Tuesday, July 14, 2009

Bloomberg News: Art Dealer Lawrence Salander Arrested Again

Here is our Bloomberg News report.

Art Dealer Lawrence Salander Indicted for Second Time (Update2)

By Philip Boroff and Lindsay Pollock

July 14 (Bloomberg) — Lawrence B. Salander was arrested for the second time in four months for his role in what Manhattan District Attorney Robert Morgenthau called the biggest art fraud in New York history.

Manacled and grimacing, the 60-year-old dealer, who at his peak counted hedge-fund managers and tennis star John McEnroe as clients, pleaded not guilty in criminal court this afternoon. Five hours earlier he surrendered to Morgenthau’s office in lower Manhattan.

Leigh Morse, a 53-year-old former top deputy in the now- defunct Salander-O’Reilly Galleries LLC, was also arrested and pleaded not guilty. She posted a $75,000 bond secured by her Riverside Drive apartment, said Ira Judelson, a bail bondsman. Judge Michael Obus didn’t set new bail for Salander, who in March posted $1 million with the help of friends.

The new charges add three counts against Salander to the 100-count indictment presented in March — and introduced a new bold-faced name to the criminal case. Morgenthau said Salander and Morse repeatedly sold works by Robert De Niro Sr., a painter who died in 1993, without informing his son, the actor Robert De Niro, or remitting proceeds.

“The moral of this case is, be careful who you consign your artwork to,” Morgenthau said in a press conference.

Biggest Art Scam

Morgenthau and his deputies said Salander in effect stole more than $92 million from collectors, artists and investors. They described it as the biggest art scam they were aware of. Salander-O’Reilly declared bankruptcy in November 2007, as did Salander and his wife, Julie.

“As always, there is more to this case than meets the eye,” Salander’s lawyer, Charles Ross, said outside the courtroom, without elaborating. Andrew Lankler, Morse’s lawyer, declined to comment. She was charged with grand larceny and scheming to defraud.

Morse recently opened Leigh Morse Fine Arts, a gallery on Manhattan’s Upper East Side.

On March 13, two weeks before Salander was arrested for the first time, Steven Harvey, a gallery director, pleaded guilty to falsifying business records in the first degree, a felony. Mark Dwyer, Morgenthau’s chief assistant, said he didn’t anticipate additional charges in the case.

“That’ll be about it,” he said in an interview.

A New York grand jury originally accused Salander and his gallery of stealing $88 million from investors, clients and Bank of America. He operated in a $154,000-a-month mansion off Madison Avenue. There he sold Old Master paintings and modernist artworks.

‘Pretty Good Spender’

A grand jury heard the case for six months and voted then to sit for another six months. Prosecutors said Salander sold the same artworks multiple times to pay debts and fund a lavish life, which included living in an Upper East Side townhouse and taking trips by private plane to Washington, D.C., and Europe.

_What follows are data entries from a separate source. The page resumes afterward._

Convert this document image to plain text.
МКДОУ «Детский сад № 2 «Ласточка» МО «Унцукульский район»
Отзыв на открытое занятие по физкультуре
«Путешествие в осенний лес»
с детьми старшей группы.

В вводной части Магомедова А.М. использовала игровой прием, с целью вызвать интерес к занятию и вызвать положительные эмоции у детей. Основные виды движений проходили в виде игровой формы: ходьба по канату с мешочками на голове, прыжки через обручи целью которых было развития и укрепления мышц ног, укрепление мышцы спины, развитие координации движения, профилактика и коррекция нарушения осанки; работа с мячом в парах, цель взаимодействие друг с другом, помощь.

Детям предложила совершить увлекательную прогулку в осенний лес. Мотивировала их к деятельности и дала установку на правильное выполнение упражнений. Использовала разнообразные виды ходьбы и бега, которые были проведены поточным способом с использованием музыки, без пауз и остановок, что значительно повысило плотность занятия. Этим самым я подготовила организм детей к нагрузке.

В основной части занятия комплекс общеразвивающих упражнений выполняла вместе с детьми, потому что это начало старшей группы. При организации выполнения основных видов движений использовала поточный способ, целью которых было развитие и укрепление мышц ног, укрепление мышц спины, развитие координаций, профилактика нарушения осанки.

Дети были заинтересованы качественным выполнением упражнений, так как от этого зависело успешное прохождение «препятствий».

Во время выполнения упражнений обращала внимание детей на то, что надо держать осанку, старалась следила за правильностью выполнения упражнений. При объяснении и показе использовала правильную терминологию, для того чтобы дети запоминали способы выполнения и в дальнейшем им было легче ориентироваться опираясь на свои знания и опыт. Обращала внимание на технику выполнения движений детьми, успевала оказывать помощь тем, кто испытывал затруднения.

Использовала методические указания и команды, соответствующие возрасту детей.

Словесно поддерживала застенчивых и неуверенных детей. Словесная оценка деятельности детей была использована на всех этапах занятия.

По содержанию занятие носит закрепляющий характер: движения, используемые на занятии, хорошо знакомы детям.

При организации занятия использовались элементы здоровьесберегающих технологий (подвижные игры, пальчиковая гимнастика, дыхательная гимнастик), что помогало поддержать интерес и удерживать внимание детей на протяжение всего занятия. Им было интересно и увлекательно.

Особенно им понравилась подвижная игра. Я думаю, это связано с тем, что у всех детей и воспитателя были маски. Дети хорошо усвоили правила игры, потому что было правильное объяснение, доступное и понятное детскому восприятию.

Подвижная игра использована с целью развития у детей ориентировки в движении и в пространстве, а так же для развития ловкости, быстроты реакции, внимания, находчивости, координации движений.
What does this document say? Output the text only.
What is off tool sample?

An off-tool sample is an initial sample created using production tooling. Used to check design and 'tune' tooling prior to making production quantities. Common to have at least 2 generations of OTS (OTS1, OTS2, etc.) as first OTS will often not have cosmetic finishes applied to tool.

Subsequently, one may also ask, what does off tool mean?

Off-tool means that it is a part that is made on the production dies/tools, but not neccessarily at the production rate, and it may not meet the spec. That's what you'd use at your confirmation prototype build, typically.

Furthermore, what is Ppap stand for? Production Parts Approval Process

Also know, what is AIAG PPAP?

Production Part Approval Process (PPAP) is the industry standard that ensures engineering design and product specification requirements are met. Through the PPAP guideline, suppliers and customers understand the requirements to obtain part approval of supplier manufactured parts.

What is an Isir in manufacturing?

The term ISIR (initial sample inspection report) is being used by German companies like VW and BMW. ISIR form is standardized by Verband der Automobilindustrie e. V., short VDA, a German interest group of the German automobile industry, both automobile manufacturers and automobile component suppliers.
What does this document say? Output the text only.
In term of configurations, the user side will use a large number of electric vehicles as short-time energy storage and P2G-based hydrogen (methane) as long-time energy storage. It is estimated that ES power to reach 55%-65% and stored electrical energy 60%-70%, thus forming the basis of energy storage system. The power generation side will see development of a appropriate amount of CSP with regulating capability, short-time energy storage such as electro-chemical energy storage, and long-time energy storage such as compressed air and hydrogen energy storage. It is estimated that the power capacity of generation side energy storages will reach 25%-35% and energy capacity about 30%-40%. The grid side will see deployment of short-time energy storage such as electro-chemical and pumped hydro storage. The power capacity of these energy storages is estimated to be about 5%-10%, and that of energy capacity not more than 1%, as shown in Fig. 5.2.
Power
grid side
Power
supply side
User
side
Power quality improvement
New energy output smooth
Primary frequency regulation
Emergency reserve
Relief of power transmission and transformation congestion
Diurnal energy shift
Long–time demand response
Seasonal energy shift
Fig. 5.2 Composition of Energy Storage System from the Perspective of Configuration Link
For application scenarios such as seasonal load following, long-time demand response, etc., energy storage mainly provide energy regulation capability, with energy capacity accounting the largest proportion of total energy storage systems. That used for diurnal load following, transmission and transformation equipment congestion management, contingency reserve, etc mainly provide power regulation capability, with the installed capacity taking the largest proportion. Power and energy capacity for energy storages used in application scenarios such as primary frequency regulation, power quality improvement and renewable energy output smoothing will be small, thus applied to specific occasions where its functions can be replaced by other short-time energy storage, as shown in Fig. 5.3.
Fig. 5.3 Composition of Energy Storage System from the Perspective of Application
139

Morgenthau said alleged victims won’t recover anything as part of the criminal case.

“He was a pretty good spender,” said Morgenthau, who turns 90 at the end of the month. “I don’t think there’s much chance of getting any money.”

In recent months, lawyers for Bank of America’s First Republic unit — which said it’s owed tens of millions of dollars by the gallery — have been negotiating with lawyers for the gallery and creditors on a compromise for sharing proceeds from the sale of the gallery’s art. Creditors have filed papers claiming they’re owed as much as $300 million by the gallery and Salander.

Salander recently started working at a new gallery in Millbrook, New York, where he lives. He has been running it with his father-in-law, Donald Dowden, Dowden testified in bankruptcy court. Salander in May declined to discuss who is financing the venture.

“We don’t know of any legal way to stop him until he’s been convicted,” said Micki Shulman, an assistant district attorney.